Der deutsche Zoll hat am Flughafen Köln/Bonn eine erhebliche Menge unversteuerten Goldschmucks sichergestellt. Ein 42-jähriger deutscher Staatsangehöriger, der aus dem Irak eingereist war, versuchte, die Kontrollstelle über den grünen Kanal für anmeldefreie Waren zu passieren.
Bei einer anschließenden Gepäckkontrolle entdeckten die Beamten acht Goldarmreifen und ein Paar Ohrringe mit einem Gesamtgewicht von über 200 Gramm. Die Schmuckstücke, deren Wert auf rund 20.000 Euro geschätzt wird, waren im Reisegepäck innerhalb von Babywindeln verborgen.
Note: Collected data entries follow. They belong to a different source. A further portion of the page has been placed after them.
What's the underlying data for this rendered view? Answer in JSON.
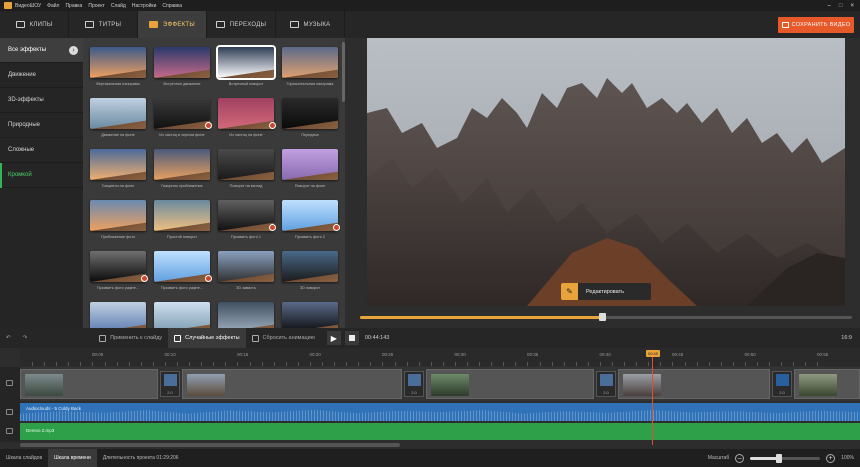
{
  "menubar": {
    "app": "ВидеоШОУ",
    "items": [
      "Файл",
      "Правка",
      "Проект",
      "Слайд",
      "Настройки",
      "Справка"
    ]
  },
  "tabs": [
    {
      "label": "КЛИПЫ",
      "icon": "clips-icon"
    },
    {
      "label": "ТИТРЫ",
      "icon": "titles-icon"
    },
    {
      "label": "ЭФФЕКТЫ",
      "icon": "effects-icon",
      "active": true
    },
    {
      "label": "ПЕРЕХОДЫ",
      "icon": "transitions-icon"
    },
    {
      "label": "МУЗЫКА",
      "icon": "music-icon"
    }
  ],
  "save_button": "СОХРАНИТЬ ВИДЕО",
  "categories": [
    "Все эффекты",
    "Движение",
    "3D-эффекты",
    "Природные",
    "Сложные",
    "Кромкой"
  ],
  "effects": [
    "Вертикальная панорама",
    "Встречное движение",
    "Встречный поворот",
    "Горизонтальная панорама",
    "Движение на фоне",
    "Из частиц в черном фоне",
    "Из частиц на фоне",
    "Передача",
    "Гиацинты на фоне",
    "Гиацинты приближение",
    "Поворот на взгляд",
    "Поворот на фоне",
    "Приближение фото",
    "Простой поворот",
    "Проявить фото 1",
    "Проявить фото 2",
    "Проявить фото рафте...",
    "Проявить фото рафте...",
    "3D зависть",
    "3D поворот",
    "",
    "",
    "",
    ""
  ],
  "edit_button": "Редактировать",
  "toolbar": {
    "apply_all": "Применить к слайду",
    "random": "Случайные эффекты",
    "reset": "Сбросить анимацию",
    "timecode": "00:44:143",
    "ratio": "16:9"
  },
  "ruler_ticks": [
    "00:05",
    "00:10",
    "00:15",
    "00:20",
    "00:25",
    "00:30",
    "00:35",
    "00:40",
    "00:45",
    "00:50",
    "00:55"
  ],
  "playhead": "00:45",
  "transitions": [
    "2.0",
    "2.0",
    "2.0",
    "2.0"
  ],
  "audio_tracks": [
    "Audioclouds - 5 Coldy Back",
    "Derevo 2.mp3"
  ],
  "status": {
    "slides": "Шкала слайдов",
    "time": "Шкала времени",
    "duration": "Длительность проекта 01:29:206",
    "zoom_label": "Масштаб",
    "zoom_value": "100%"
  }
}
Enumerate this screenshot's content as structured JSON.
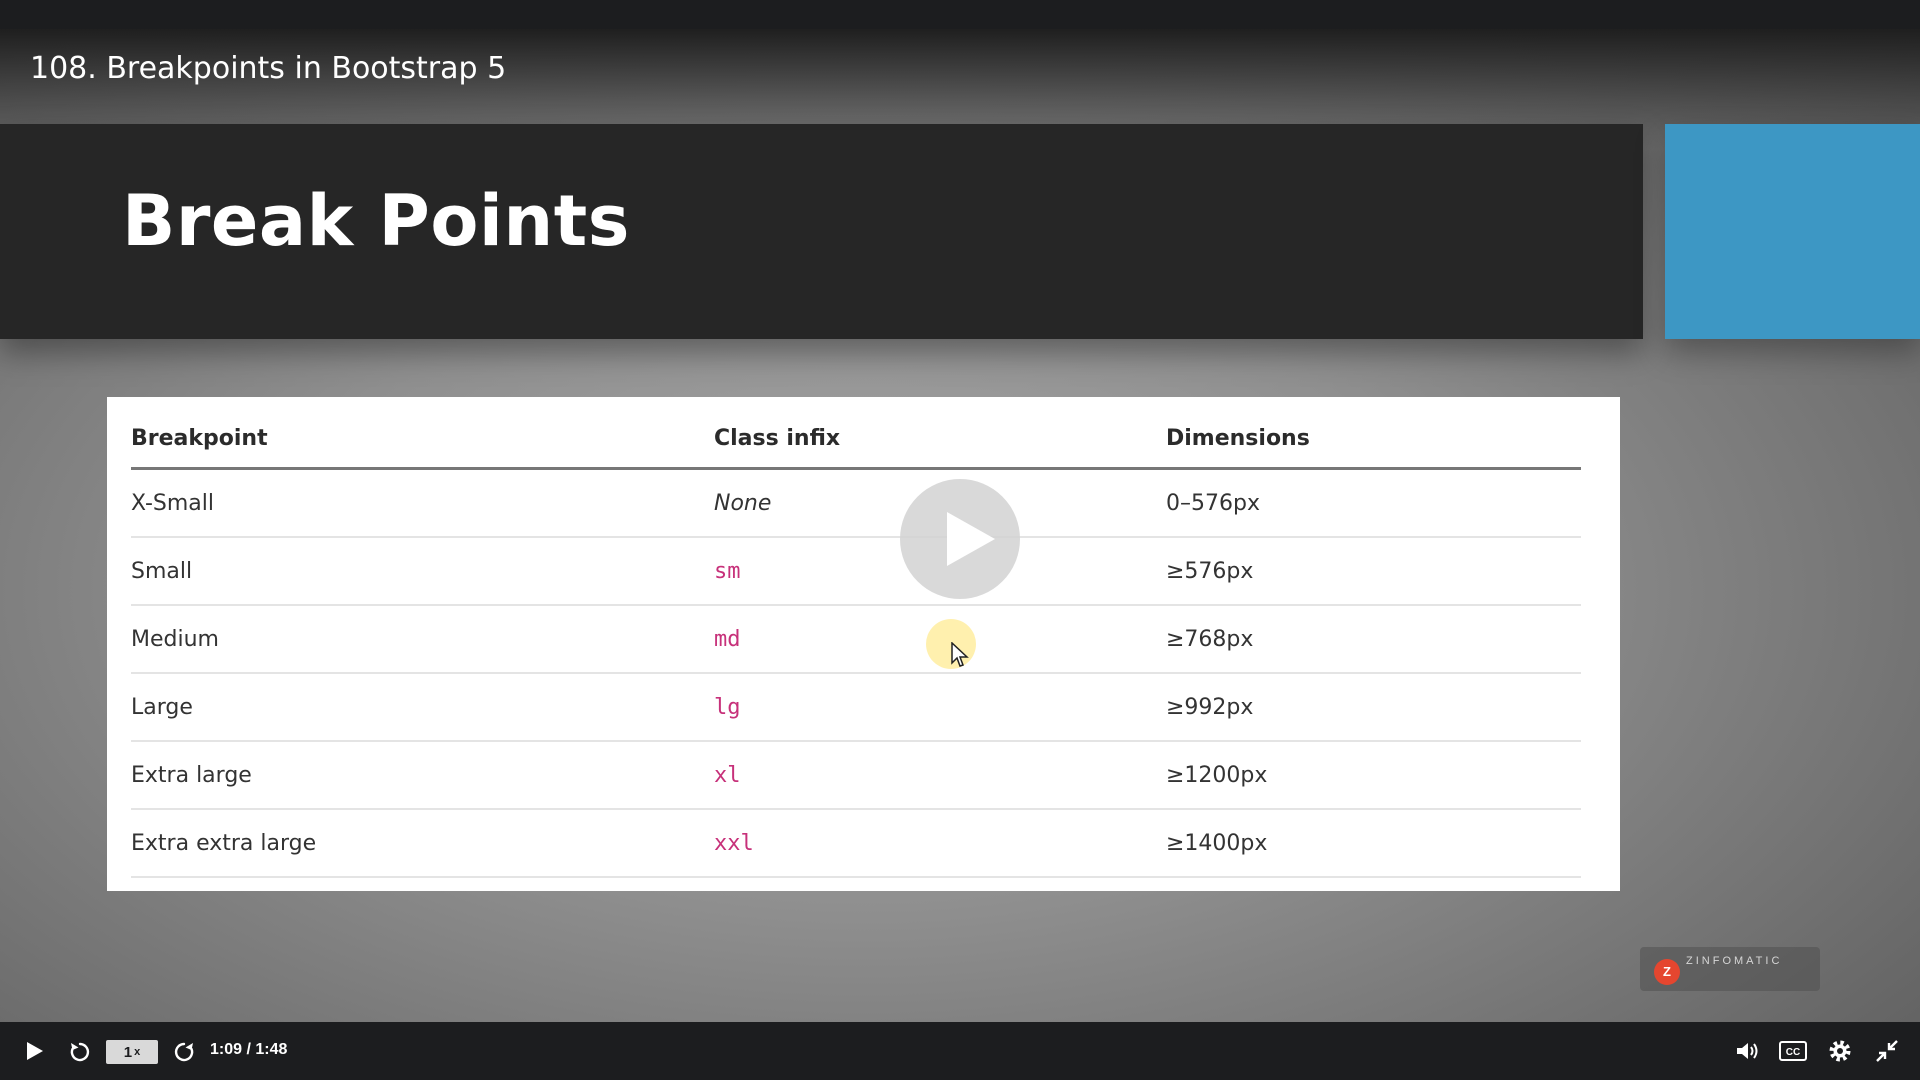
{
  "video": {
    "title": "108. Breakpoints in Bootstrap 5"
  },
  "slide": {
    "title": "Break Points",
    "accent_color": "#3d97c4",
    "table": {
      "headers": [
        "Breakpoint",
        "Class infix",
        "Dimensions"
      ],
      "rows": [
        {
          "breakpoint": "X-Small",
          "infix": "None",
          "dimensions": "0–576px"
        },
        {
          "breakpoint": "Small",
          "infix": "sm",
          "dimensions": "≥576px"
        },
        {
          "breakpoint": "Medium",
          "infix": "md",
          "dimensions": "≥768px"
        },
        {
          "breakpoint": "Large",
          "infix": "lg",
          "dimensions": "≥992px"
        },
        {
          "breakpoint": "Extra large",
          "infix": "xl",
          "dimensions": "≥1200px"
        },
        {
          "breakpoint": "Extra extra large",
          "infix": "xxl",
          "dimensions": "≥1400px"
        }
      ]
    },
    "brand": {
      "logo_letter": "Z",
      "name": "ZINFOMATIC"
    }
  },
  "player": {
    "progress_fraction": 0.639,
    "progress_color": "#e04b4b",
    "speed_value": "1",
    "speed_suffix": "x",
    "time": "1:09 / 1:48",
    "icons": [
      "play-icon",
      "rewind-icon",
      "forward-icon",
      "volume-icon",
      "captions-icon",
      "settings-icon",
      "exit-fullscreen-icon"
    ]
  }
}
Da der Mitbringselwert die gesetzliche Freigrenze von 430 Euro für Flugreisende aus Nicht-EU-Staaten massiv überstieg, leiteten die Behörden umgehend ein Steuerstrafverfahren wegen des Verdachts der versuchten Steuerhinterziehung ein. Die für die legale Einfuhr fälligen Abgaben beliefen sich im vorliegenden Fall auf mehr als 4.300 Euro. Da der Beschuldigte den geforderten Betrag vor Ort nicht aufbringen konnte, wurde der Schmuck als Sicherheitsleistung einbehalten. Nach Abschluss des Ermittlungsverfahrens der Straf- und Bußgeldstelle droht dem Mann eine zusätzliche Geldstrafe, die sich nach dem Einkommen bemisst.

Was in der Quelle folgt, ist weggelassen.